WASHINGTON -- Faced with the prospect of having to write Medicare prescriptions electronically, the nation's doctors protested the expense, with one group warning that the burden could "tip many practices into financial ruin."
The result?
Lawmakers working on a Medicare drug bill tentatively agreed to create a federal grant program to cut costs for physicians, who rank among the country's highest-paid individuals.
Lawmakers also deferred a decision on whether the program, designed in part to reduce medical errors, should be mandatory or voluntary.
"Ultimately, it's costly for patients. Initially, it's costly for the physicians," said Sen. John Kyl, R-Ariz. He and other critics also say a mandatory program is premature because no proven technology exists.
By itself, the issue is merely one of dozens of contested items embedded in a complex bill, still in the negotiating stage, to overhaul Medicare while creating a prescription drug benefit.
The cost of the e-prescription proposal is minor, compared with other multibillion-dollar issues. Yet as demonstrated by the response of the American Medical Association, the American College of Physicians and state medical societies, it also reflects the struggle of industry groups, patient organizations and others to shape the final bill to their liking.
Cancer patients and their doctors oppose curtailments in planned federal payments for administering certain drugs. It's a $13.4 billion item in the House bill and $16 billion in the Senate measure. Lawmakers contend Medicare overpays doctors for the drugs. Physicians say they are not reimbursed for unusual expenses associated with administering the medication.
The National Association of Home Care & Hospice is working against two House-passed items, including a new co-payment for home health care visits. The cost to providers and patients is $7 billion over a decade.
Large health insurance companies are keenly interested in the specifications for a new program of managed care under Medicare.
The electronic prescription program aims to reduce medical errors, including those caused by illegible physician handwriting. Advocates say it also would prevent the elderly from taking medicine that would interact adversely with other prescriptions they already were using.
"This technology would really do more to improve the health care of seniors than anything" in the legislation, says Barrett Toan, chairman of Express Scripts, one of a group of pharmacy benefit managers lobbying Congress for its inclusion.
Toan said pilot programs show an increase in the use of generic drugs and lower-cost brand name drugs because doctors have more information at their disposal.
"The technology is ready," he said, dismissing physician groups' claims to the contrary.
Under an electronic program, before issuing a prescription, a physician would use a handheld device to connect to a database with information about a patient's prescription history, lower-cost medicine, possible adverse drug interactions and other material.
Lawmakers on both sides of the Capitol included an e-prescription program in their original Medicare bills. The House voted to make it mandatory by Jan. 1, 2006. The Senate decided to keep it voluntary while including a program of physician assistance to ease the transition.
The American College of Physicians, an organization of more than 115,000 internal medicine doctors and subspecialists, labeled the House approach an "unfunded mandate."
"It is essential that Congress hear your concerns about the costs and hassles of having to write all prescriptions electronically," the organization's Web site informed members.
The site includes a suggested letter for doctors to send to their lawmakers. It warns of "unproven electronic prescribing technologies" and adds: "At a time when physician payment is not keeping pace with medical inflation, this new requirement could tip many practices into financial ruin."
Despite the claim, Dr. Munsey Whebey, the organization's president, said he had no available estimate of the cost that doctors would bear. Government statistics show doctors had an average income of $122,000 in 2002.

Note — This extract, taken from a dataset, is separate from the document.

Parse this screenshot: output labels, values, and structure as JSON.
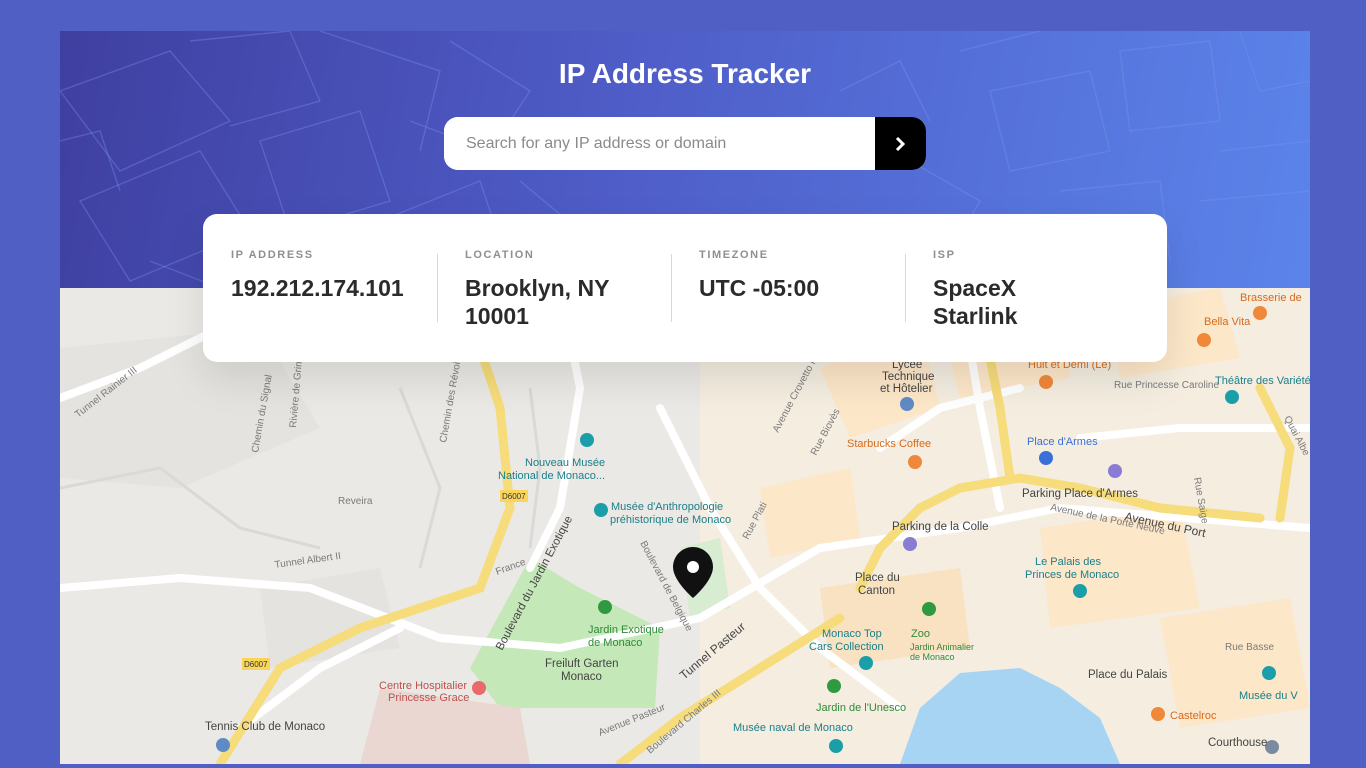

The American Medical Association, too, has urged its members to oppose the provision. "Mandating a complex system such as this with very little time and resources to implement it constitutes an unfunded mandate that could have adverse consequences on patient care," the organization says on its Web site.
Additionally, congressional aides say state medical societies have lobbied against the mandatory program.
In rebuttal, Toan countered that the cost of the handheld devices is "in the hundreds of dollars, not the thousands." He also suggested that health plans or pharmacy benefit managers might give the equipment to doctors because of the cost-saving potential and other benefits.
Lawmakers eager to show progress toward an overall Medicare bill announced agreement recently to include an electronic prescription program. Details remain to be worked out, including whether it should be mandatory.
"Discretionary grants would be available to assist providers in implementing electronic prescription programs," according to written material.
Guidelines for the grants have not been drafted. Several lawmakers suggested they would be targeted toward older doctors, many in rural areas, who have not yet brought their practices into the computer age.
"They're the ones where the errors come from," said Rep. Billy Tauzin, R-La.